Figure 3—figure supplement 1.. Multiple variable correlation of miR-181a-5p, -324-5p, and -415a levels and age at sampling.

In red, the only significant correlation, between miR-181a-5p and miR-451a (p=0.0002).

Figure 3—figure supplement 2.. Comparison of levels of miR-181a-5p, -324-5p, and -451a in male and female patients; only miR-181a-5p showed a significant difference in females compared to males (*p=0.024).

Figure 3—figure supplement 3.. Analysis of type II and III patients with three SMN2 copies; the two groups were not different for miRs levels (p>0.05, A) but showed a significant difference in age (**p=0.0092, B).

Figure 3—figure supplement 4.. Transfections of SH-SY5Y neuroblastoma cells with SMA-miR mimics (final concentration: 50 or 100 nM).

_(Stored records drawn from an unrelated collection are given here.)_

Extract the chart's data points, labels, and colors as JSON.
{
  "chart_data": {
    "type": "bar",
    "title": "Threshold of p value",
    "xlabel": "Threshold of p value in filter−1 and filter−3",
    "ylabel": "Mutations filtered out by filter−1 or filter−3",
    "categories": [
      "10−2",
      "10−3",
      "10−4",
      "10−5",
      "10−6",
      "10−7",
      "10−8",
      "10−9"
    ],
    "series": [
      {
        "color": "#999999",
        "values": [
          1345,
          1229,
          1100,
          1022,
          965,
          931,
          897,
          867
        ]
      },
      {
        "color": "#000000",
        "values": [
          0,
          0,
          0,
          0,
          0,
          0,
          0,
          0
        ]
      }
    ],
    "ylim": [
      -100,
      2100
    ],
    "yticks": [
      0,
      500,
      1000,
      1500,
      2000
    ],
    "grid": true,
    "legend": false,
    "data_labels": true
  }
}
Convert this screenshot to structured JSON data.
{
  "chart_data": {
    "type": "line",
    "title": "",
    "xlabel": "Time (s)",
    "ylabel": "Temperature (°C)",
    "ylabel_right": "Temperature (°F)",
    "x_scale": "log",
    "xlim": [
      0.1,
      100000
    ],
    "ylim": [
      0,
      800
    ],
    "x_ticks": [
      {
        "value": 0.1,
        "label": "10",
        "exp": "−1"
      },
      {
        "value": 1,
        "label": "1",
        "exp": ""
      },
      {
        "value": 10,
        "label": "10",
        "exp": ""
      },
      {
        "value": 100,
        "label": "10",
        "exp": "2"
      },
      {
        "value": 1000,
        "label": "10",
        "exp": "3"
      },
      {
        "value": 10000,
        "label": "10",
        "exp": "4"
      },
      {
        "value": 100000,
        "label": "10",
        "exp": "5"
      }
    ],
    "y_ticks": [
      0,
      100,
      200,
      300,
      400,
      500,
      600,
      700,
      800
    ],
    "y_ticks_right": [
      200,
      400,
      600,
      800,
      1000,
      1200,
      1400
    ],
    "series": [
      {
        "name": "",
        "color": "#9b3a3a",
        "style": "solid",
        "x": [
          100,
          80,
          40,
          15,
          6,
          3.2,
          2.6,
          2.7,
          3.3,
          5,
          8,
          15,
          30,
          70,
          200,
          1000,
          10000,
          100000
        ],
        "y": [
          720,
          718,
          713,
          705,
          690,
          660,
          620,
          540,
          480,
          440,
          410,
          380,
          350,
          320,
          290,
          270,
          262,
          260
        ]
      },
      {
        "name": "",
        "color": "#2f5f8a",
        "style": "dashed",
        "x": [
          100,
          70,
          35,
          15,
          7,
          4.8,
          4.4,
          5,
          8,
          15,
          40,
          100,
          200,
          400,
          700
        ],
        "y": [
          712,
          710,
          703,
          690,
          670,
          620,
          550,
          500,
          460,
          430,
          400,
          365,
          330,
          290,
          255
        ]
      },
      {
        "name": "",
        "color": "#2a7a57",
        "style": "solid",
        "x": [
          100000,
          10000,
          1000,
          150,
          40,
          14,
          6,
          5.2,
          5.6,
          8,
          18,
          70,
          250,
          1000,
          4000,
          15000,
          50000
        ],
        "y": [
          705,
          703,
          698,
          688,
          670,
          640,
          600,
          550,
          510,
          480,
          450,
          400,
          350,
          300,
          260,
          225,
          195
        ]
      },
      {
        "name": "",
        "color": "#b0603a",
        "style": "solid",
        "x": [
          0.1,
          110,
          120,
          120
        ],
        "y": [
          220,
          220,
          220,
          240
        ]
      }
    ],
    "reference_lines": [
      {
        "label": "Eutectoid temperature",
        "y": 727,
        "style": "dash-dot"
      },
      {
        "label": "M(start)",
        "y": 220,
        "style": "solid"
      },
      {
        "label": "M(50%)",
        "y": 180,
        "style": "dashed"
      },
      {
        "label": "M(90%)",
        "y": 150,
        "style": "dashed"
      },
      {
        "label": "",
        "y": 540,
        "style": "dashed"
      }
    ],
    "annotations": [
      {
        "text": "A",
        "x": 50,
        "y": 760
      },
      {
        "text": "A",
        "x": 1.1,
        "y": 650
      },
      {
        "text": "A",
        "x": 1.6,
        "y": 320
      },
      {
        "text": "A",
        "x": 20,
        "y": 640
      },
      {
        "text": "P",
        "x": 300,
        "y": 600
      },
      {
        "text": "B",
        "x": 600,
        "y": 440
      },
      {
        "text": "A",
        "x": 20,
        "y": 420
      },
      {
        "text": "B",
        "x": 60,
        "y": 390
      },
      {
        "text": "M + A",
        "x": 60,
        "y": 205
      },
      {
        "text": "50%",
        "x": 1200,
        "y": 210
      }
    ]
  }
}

In spite of the huge increase in SMA-miR levels (A), SMN1/SMN2 transcripts remained unchanged, except for the SMNΔ7 isoform in cells treated with miR-324-5p, which was reduced by 50%, independently of the mimic concentration (B).

Figure 4.. Survival curves of SMNΔ7-mice treated with intrathecal injection of anti-miR-181a-5p (n = 36) and untreated (n = 71); the overall survival remained unchanged (p>0.05).

Figure 4—figure supplement 1.. SMNΔ7 mice treated with anti-miR-324-5p showed a significant transient increase in body weight, between P7 and P10 (p=0.002).

Figure 5.. The spinal muscular atrophy score (SMA-score) predicts the phenotypic severity in SMA patients.

Correlation between the SMA-score and the clinical decimal SMA subtype in the whole cohort (A) and aged <6 years (B). Red circles are individual samples, the blue line indicates the expected distribution, the green line indicates the 95% confidence interval, and the black lines are the prediction interval.

Figure 5—figure supplement 1.. Linear correlation analysis among SMN2 copy number and spinal muscular atrophy (SMA) type, estimated by the standard classification (A; R² = 52.45%, n = 41, p<10^–5) and the decimal classification (B; R² = 67.04%, n = 39, p<10^-5).

Correlation with SMA-score and SMA type estimated by the decimal classification in patients with three SMN2 copies (C; R² = 30.04, n = 21, p=0.008). Linear correlation analysis among SMA-scores obtained with the two equations (all ages vs. <6 years) (D; R² = 80.31, n = 21, p<10^-5). Red circles are individual samples, the blue line indicates the expected distribution, the green line indicate the 95% confidence interval, and the black lines are the prediction interval.